"But to Hannah he gave a double portion, because he loved her, though the LORD had closed her womb."
Introduction
This brief verse from 1 Samuel draws attention to a tender and paradoxical moment: Elkanah’s special affection for Hannah is explicitly affirmed—he gives her a double portion—yet the sentence immediately names Hannah’s painful condition: the LORD had closed her womb. In a single line the narrative sets up the human reality of love and preference alongside the theological note of barrenness that will drive Hannah into prayer and shape the larger story of Samuel’s birth.
Historical-Cultural Context and Authorship
The episode belongs to the opening chapters of 1 Samuel, a book traditionally associated with the prophet Samuel himself, with later contributions or edits by figures such as Gad and Nathan. Modern scholarship often sees the book as a compilation of older annals, memoirs, and prophetic records shaped by later editorial work—materials that preserve both historical memory and theological reflection from the early monarchy and pre-monarchic periods.
Culturally, the scene occurs in the milieu of ancient Israelite family and cultic life. Meals at sacrificial times and the allocation of portions at table were socially meaningful acts; giving someone a larger or special portion publicly signaled preferential affection, status, or favor. The phrase that God "closed her womb" reflects a standard biblical idiom used across Scripture to describe infertility and to locate personal suffering within divine sovereignty.
Characters and Places
Hannah (Hebrew: Channah, חַנָּה), whose name is associated with grace or favor, is the central human figure in the verse. "He" refers to her husband Elkanah, who is shown earlier in the narrative as loving Hannah despite her childlessness. The LORD (the covenant name YHWH) is invoked as the one who has "closed her womb," a theological detail that frames the personal pain of Hannah within God’s sovereign activity.
Explanation and Meaning of the Text
The statement that Elkanah "gave a double portion" to Hannah communicates more than a culinary detail; it is a concrete sign of his special love and preferential treatment in a polygynous household.
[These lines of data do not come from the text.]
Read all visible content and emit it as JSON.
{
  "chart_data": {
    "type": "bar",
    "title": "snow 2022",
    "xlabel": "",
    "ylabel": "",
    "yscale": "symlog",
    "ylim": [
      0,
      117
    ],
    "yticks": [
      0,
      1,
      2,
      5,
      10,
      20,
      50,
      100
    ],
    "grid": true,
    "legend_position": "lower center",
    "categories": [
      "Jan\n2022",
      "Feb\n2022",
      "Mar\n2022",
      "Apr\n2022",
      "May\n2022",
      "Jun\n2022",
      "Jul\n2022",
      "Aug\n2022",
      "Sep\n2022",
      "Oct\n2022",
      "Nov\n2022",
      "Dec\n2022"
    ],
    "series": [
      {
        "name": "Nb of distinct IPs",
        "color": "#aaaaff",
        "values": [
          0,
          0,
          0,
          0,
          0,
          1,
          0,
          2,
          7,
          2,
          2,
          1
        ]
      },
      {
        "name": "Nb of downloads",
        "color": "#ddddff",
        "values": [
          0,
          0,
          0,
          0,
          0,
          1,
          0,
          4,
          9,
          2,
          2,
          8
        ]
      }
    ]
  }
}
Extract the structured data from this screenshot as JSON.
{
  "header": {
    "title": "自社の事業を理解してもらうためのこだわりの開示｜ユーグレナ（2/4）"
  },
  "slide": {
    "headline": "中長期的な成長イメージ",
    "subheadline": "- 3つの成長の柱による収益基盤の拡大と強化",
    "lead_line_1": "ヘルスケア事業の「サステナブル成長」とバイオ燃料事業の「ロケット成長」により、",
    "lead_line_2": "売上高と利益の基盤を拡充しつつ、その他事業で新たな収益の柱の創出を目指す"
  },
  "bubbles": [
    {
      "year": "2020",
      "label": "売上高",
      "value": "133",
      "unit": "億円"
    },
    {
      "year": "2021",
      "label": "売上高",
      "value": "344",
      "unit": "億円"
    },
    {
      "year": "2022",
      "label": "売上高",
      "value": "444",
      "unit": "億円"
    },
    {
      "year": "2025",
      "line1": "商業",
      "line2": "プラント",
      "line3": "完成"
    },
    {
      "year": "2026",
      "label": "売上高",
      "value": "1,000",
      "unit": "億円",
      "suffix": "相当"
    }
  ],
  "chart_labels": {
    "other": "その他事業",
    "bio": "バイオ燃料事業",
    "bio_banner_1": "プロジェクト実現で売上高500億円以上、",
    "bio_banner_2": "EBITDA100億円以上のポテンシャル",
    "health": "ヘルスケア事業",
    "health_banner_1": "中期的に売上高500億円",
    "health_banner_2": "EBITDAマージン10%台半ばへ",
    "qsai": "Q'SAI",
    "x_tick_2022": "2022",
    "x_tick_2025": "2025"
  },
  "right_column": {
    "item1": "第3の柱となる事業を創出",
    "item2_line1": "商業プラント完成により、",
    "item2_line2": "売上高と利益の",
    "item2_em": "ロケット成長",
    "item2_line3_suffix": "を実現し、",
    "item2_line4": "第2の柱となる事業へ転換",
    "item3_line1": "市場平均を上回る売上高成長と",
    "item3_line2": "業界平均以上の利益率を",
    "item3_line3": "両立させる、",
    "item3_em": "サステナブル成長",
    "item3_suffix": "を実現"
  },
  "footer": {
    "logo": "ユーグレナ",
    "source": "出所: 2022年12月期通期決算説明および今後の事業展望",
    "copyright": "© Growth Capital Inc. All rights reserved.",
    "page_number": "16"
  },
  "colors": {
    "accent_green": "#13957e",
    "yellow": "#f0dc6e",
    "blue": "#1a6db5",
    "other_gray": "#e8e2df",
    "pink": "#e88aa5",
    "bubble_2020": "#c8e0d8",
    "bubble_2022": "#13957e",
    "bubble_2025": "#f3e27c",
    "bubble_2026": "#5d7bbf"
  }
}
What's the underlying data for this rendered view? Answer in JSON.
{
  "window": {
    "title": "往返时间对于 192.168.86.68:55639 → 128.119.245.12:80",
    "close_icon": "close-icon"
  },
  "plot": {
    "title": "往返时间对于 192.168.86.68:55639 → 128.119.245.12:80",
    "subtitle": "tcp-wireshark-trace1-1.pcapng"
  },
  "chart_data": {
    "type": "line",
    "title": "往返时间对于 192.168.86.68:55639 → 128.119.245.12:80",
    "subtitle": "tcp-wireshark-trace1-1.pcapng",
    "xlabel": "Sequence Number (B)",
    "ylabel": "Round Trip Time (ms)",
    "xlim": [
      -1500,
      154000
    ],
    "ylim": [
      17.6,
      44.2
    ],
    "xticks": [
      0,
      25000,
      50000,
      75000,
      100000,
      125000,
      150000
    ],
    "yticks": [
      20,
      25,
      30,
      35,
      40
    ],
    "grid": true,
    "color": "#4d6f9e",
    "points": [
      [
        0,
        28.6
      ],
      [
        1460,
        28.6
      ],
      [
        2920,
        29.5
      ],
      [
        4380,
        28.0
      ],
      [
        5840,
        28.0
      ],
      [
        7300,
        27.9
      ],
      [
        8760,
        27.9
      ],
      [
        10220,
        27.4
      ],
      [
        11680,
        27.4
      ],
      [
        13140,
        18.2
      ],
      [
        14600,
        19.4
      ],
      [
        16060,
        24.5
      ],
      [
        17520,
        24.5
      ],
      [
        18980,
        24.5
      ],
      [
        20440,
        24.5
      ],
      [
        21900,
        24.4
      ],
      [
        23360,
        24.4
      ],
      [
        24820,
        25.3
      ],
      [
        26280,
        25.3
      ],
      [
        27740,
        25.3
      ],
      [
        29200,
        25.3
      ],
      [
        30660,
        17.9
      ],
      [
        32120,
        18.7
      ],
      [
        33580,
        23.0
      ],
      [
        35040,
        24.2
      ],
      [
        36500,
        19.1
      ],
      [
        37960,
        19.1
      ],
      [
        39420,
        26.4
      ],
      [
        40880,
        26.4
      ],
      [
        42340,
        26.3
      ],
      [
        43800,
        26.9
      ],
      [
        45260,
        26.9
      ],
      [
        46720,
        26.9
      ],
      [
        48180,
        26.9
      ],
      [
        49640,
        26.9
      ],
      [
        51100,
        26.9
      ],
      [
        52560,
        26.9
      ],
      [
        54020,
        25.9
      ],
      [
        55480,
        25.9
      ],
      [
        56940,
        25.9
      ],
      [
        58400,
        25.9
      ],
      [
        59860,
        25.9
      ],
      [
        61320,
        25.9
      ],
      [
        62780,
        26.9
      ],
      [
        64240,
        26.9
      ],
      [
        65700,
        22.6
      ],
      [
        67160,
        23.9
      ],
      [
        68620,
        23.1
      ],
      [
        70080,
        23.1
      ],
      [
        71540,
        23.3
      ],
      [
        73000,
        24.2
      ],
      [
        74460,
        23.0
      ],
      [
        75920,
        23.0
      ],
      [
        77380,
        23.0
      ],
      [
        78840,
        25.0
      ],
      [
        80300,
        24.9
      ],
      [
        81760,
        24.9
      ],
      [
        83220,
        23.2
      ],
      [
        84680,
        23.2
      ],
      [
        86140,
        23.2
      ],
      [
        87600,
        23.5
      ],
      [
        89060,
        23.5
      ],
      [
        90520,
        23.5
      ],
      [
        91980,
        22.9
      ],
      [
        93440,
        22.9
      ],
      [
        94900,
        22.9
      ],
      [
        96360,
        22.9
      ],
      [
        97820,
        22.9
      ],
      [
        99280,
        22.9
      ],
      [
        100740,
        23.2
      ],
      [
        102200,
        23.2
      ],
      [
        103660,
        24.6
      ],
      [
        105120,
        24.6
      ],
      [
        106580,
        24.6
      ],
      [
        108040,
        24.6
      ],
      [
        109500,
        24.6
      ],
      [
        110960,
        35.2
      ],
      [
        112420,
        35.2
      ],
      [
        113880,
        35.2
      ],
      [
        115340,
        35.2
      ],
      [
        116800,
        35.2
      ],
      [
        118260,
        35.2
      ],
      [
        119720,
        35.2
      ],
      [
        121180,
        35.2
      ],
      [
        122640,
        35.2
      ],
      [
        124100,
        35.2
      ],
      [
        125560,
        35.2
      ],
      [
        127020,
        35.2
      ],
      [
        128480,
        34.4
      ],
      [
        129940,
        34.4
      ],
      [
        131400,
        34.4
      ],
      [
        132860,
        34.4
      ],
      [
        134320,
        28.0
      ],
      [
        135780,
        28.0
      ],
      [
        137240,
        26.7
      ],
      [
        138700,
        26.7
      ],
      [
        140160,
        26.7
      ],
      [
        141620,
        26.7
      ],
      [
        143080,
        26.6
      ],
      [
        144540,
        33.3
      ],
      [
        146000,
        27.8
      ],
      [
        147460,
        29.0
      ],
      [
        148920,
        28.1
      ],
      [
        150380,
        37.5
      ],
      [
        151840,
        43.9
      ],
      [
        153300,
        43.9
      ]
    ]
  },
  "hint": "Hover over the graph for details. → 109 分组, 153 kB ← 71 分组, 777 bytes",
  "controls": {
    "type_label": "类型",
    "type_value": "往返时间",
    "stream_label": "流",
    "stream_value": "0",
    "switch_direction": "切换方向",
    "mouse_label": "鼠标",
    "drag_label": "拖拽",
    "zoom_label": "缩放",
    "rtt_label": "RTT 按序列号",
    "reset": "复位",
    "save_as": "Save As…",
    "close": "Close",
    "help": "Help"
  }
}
In the ancient Near Eastern domestic economy, portions at a sacrificial meal could communicate honor and affection, and a doubled portion would mark Hannah’s unique place in Elkanah’s heart. The verse balances human intimacy and social reality: Hannah is beloved even as she experiences the social stigma and personal grief of barrenness.
The phrase "though the LORD had closed her womb" is the narrator’s sober theological comment. The Bible frequently uses the idiom of God opening or closing a womb to express fertility or sterility (e.g., Sarah, Rachel, Samson’s mother). That idiom locates Hannah’s inability to bear children within the horizon of divine sovereignty without thereby reducing Elkanah’s love to irrelevance. The tension is important: God’s mysterious will and human longing coexist, and this tension propels Hannah into prayerful petition, setting the stage for God’s later action in granting Samuel. Thus the verse prepares the reader to see God both as the One who withholds and the One who will answer in mercy, and it highlights that human love can faithfully persist amid unanswered longing.
Devotional
This verse invites us to sit with both tenderness and ache. Like Hannah, many of us carry longings that are visible to those who love us and yet remain unanswered in ways that feel personal and painful. The picture of Elkanah’s special care reminds us that faithful relationships can be sustaining companions through seasons when God’s purposes are not yet revealed.
At the same time the reminder that the LORD had "closed her womb" calls us to a humble trust in God’s sovereignty even when that sovereignty looks like absence or delay. We are invited to bring our honest grief and yearning to God—knowing that the story does not end with the closed womb, but with a God who hears, who responds in surprising mercy, and who meets us in the depths of our need.